Using a bit of modeler’s license, I am shifting that responsibility to
the originating or junction agent so the card can take the place of the Old Line
Graphics car card and always move with the car.
Form 1850 Standard
I am
fortunate that the 1944 version is among the forms published in the Warbonnet a
few years back. I have duplicated it at ½
scale in Word and can print a sheet of eight blanks on a letter size sheet of
cardstock. In the same issue they also
published a 1944 Meat Car Card.
Form 1390 Standard
I have a
few meat reefers that will originate off layout on the SP at South San
Francisco.

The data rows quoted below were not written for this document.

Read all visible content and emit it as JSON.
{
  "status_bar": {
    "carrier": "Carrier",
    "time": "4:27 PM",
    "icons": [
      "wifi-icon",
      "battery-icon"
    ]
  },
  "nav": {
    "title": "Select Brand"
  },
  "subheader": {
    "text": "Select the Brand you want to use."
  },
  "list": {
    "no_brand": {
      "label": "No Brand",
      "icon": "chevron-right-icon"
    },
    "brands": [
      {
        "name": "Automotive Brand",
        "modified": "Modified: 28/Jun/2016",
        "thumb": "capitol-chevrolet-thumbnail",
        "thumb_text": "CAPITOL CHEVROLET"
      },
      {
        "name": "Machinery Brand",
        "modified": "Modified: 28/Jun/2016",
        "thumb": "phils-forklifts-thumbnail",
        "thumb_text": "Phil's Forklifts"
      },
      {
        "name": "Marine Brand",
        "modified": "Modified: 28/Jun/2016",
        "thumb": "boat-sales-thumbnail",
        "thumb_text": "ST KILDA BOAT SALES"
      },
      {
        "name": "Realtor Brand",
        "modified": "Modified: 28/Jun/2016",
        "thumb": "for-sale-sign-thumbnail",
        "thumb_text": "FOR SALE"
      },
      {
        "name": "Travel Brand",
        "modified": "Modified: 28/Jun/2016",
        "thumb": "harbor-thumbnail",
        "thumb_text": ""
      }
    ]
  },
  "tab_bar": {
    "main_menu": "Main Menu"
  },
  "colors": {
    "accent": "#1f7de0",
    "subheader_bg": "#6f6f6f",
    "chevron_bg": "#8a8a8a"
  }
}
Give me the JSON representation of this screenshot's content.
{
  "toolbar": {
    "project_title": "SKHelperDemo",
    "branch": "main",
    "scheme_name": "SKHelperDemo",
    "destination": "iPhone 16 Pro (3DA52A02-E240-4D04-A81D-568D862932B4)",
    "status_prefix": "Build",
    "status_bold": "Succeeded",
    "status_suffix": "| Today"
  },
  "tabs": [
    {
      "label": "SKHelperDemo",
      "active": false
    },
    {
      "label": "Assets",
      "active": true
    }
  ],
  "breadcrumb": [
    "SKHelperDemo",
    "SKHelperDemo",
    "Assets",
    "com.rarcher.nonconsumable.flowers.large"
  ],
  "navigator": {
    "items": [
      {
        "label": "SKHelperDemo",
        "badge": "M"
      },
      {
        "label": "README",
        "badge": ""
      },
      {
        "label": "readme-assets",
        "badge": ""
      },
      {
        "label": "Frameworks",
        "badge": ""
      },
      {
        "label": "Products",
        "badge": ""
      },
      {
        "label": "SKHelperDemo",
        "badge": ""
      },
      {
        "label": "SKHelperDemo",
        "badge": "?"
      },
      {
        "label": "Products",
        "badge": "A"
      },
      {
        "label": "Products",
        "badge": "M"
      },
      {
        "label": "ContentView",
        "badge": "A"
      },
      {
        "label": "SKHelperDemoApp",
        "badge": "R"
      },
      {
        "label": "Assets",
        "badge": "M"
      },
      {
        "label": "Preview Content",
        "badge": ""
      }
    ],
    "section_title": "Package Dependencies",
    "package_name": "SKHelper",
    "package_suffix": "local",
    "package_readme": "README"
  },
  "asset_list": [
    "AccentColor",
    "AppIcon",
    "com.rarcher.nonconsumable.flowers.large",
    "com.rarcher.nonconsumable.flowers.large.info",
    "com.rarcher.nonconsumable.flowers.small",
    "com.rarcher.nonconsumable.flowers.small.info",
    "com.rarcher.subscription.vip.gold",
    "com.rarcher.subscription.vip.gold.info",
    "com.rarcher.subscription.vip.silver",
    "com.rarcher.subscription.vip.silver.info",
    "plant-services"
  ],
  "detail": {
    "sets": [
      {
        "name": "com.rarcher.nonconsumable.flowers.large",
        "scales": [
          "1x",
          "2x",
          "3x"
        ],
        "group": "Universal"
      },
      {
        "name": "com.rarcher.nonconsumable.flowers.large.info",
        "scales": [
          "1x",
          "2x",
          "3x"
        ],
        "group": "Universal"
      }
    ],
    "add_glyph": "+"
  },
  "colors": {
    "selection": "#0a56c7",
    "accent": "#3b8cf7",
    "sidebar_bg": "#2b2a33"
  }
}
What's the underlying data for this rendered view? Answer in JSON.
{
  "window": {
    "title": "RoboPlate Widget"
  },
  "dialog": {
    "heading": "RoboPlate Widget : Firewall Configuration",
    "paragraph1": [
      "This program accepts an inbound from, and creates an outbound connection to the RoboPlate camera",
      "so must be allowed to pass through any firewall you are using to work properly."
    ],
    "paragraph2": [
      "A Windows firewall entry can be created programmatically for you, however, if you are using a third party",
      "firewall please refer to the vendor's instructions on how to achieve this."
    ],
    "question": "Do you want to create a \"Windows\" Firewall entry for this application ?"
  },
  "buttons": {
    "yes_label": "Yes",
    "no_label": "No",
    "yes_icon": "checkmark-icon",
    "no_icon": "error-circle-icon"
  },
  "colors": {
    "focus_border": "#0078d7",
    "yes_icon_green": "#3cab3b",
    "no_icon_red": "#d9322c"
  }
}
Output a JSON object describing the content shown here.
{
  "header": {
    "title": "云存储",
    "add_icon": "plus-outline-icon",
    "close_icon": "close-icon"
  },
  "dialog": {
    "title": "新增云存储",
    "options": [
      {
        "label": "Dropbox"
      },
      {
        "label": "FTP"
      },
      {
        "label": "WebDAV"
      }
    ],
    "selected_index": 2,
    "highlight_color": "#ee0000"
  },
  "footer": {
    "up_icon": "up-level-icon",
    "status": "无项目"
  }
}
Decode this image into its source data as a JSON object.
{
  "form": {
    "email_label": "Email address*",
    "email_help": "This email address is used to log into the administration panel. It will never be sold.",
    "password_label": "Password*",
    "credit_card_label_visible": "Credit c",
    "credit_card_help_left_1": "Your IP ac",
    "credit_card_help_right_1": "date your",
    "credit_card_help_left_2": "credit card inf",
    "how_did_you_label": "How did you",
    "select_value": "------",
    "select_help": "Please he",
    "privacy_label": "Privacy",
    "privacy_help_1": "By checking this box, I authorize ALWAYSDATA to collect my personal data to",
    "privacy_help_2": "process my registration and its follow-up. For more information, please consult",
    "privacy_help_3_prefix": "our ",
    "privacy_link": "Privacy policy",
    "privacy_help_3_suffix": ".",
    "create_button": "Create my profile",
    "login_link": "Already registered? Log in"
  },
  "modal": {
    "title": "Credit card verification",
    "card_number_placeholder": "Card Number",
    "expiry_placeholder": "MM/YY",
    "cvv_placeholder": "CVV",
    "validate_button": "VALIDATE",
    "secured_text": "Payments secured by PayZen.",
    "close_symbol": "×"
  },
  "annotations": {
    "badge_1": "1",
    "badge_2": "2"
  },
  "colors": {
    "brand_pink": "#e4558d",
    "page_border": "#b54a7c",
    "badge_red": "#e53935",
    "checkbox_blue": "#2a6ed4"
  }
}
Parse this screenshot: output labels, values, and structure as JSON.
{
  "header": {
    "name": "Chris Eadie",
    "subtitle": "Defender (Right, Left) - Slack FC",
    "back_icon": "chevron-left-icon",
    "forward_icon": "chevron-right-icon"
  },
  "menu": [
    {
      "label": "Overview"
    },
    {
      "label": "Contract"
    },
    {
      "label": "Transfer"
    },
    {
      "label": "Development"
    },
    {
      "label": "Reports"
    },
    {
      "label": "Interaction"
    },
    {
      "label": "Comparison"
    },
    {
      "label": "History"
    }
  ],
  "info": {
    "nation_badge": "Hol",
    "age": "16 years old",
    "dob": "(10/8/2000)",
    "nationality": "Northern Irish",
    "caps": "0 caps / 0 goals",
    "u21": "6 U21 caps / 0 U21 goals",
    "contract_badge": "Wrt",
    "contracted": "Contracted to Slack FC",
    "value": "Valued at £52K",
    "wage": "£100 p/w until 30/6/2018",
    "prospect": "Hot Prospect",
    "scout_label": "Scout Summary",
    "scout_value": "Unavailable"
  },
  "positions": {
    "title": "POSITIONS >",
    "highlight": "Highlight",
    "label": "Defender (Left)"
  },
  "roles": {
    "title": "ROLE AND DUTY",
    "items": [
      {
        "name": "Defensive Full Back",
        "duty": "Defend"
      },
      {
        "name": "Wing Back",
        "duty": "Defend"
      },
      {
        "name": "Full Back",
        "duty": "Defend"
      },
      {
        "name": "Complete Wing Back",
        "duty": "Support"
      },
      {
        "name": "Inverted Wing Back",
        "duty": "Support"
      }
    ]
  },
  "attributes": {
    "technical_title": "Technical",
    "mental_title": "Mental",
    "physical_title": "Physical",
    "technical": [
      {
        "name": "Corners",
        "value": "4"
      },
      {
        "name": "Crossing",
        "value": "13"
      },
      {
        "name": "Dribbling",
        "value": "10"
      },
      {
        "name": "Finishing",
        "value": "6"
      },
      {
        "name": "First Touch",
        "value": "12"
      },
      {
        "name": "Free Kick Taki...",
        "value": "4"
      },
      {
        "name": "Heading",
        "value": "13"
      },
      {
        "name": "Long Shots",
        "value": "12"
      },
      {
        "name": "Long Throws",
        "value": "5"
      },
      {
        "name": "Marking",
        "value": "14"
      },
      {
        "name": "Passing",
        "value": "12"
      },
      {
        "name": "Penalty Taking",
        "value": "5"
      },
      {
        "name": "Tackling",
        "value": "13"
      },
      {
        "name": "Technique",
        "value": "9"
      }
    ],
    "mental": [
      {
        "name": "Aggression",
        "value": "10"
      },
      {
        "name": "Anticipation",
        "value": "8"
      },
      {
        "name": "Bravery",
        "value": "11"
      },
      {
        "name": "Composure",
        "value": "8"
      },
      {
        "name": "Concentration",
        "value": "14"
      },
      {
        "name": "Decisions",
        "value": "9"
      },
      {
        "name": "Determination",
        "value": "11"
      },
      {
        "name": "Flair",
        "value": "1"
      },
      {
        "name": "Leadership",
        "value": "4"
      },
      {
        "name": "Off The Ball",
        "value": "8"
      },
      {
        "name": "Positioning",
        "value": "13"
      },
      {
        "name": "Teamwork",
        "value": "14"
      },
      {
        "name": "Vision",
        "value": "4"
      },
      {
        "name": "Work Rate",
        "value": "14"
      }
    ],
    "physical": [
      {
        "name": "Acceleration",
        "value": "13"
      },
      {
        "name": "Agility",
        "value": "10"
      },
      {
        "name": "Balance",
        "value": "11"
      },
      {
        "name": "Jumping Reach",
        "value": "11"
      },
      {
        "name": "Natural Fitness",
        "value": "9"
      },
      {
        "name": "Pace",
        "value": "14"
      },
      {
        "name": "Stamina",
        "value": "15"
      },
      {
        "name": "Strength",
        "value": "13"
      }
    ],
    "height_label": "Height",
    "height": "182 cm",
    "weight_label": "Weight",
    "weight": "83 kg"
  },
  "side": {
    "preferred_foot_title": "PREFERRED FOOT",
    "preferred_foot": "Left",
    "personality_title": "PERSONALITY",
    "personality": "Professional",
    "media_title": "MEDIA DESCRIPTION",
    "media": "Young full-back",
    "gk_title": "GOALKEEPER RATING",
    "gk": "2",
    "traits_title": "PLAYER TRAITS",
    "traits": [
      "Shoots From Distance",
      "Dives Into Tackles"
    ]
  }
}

The original was a little
shorter than the 1850, so I was able to fit twelve into the same letter sized
sheet. And like the original, I will use
green cardstock, which will help prioritize getting the empties home for
another load.
Next, is a
card for Consigned Empties. The original
Form 1851 Standard is white cardstock with green ink, something I can duplicate
on a color printer. That’s the good news,
as is the twelve blanks on a sheet. The
bad news is that this form wasn’t in use during 1944, nor was it in the 1947
index of blank forms and the published example dates from 1965. It is useful, though, for cars in assigned
service and was a good idea. Plus, it
makes things more obvious to the casual operator, so with a bit more modeler’s
license, I created a version as it might have appeared in 1944 by combining the
elements of the 1965 version with the look of the 1944 Form 1850. I will use
this version for the auto parts cars bringing Jeep components to the Ford plant
in Richmond’s Inner Harbor.
Form 1851 Standard
(My interpretation
of what could have been)
Next is a
bit of speculation. The 1947 index has a
Form 1391 Standard, Empty Tank Car Card, listed right after the Form 1390, Meat
Car Card. I’ve not seen a real one, but
would like to confirm my assumptions. I
modified the format of the 1390 to include the last contained lading, important
for empty tanks, and eliminate the MCB classes, as a tank is a tank. I’m not sure what color cardstock to use,
green, buff, white, or some other color.
Below is my interpretation of how I think this Tank Card might have
looked. And yes, they were supposed to return
on non-revenue waybills, but this specialized card could have served that
purpose.
Form 1391 Standard
For now, I’ll
run with black ink on green cardstock.
That gives the same sense of urgency and differentiation that the Meat
Reefers get and facilitates the prompt return of a scarce, in-demand freight
car. In future posts, I’ll describe how
I plan to implement the waybills to go with these car cards and also explain
the Santa Fe way of labeling the myriad of forms that made the railroad run. I think that using the specialized car cards that the prototype actually used makes a lot of sense and will contribute to that sense of time and place that I'm trying to achieve as the US gears up to defeat the Japanese Empire at the close of 1944. Now if I can find suitable prototypes for locomotive and caboose cards . . .
Merry
Christmas!
John
Barry,
Lovettsville,
VA
John, and other great post right in my wheelhouse. I too love operating specialized/realistic waybills, as it "puts me in the mindset" especially when the layout is still in the process of "beautification", and is nothing but track, though operational. I plan on using a car tag system much like Keith Jordan uses on his Patch layout, but I also want to make a distinction when it comes to MTY car movements and LCL, milk and TOFC traffic, which are priority on my layout. I have no problem using on railroad's forms as a basis for mine (LVRR paper is proving tough to come by anymore), because in the end, it's still prototypical, and better yet, nobody is around to prove that the LV didn't do it that way and tell me I'm wrong, LOL! Seriously, a terminal operation is a terminal operation, and I enjoy learning about others as away to "fill in the gaps" in mine. Thanks!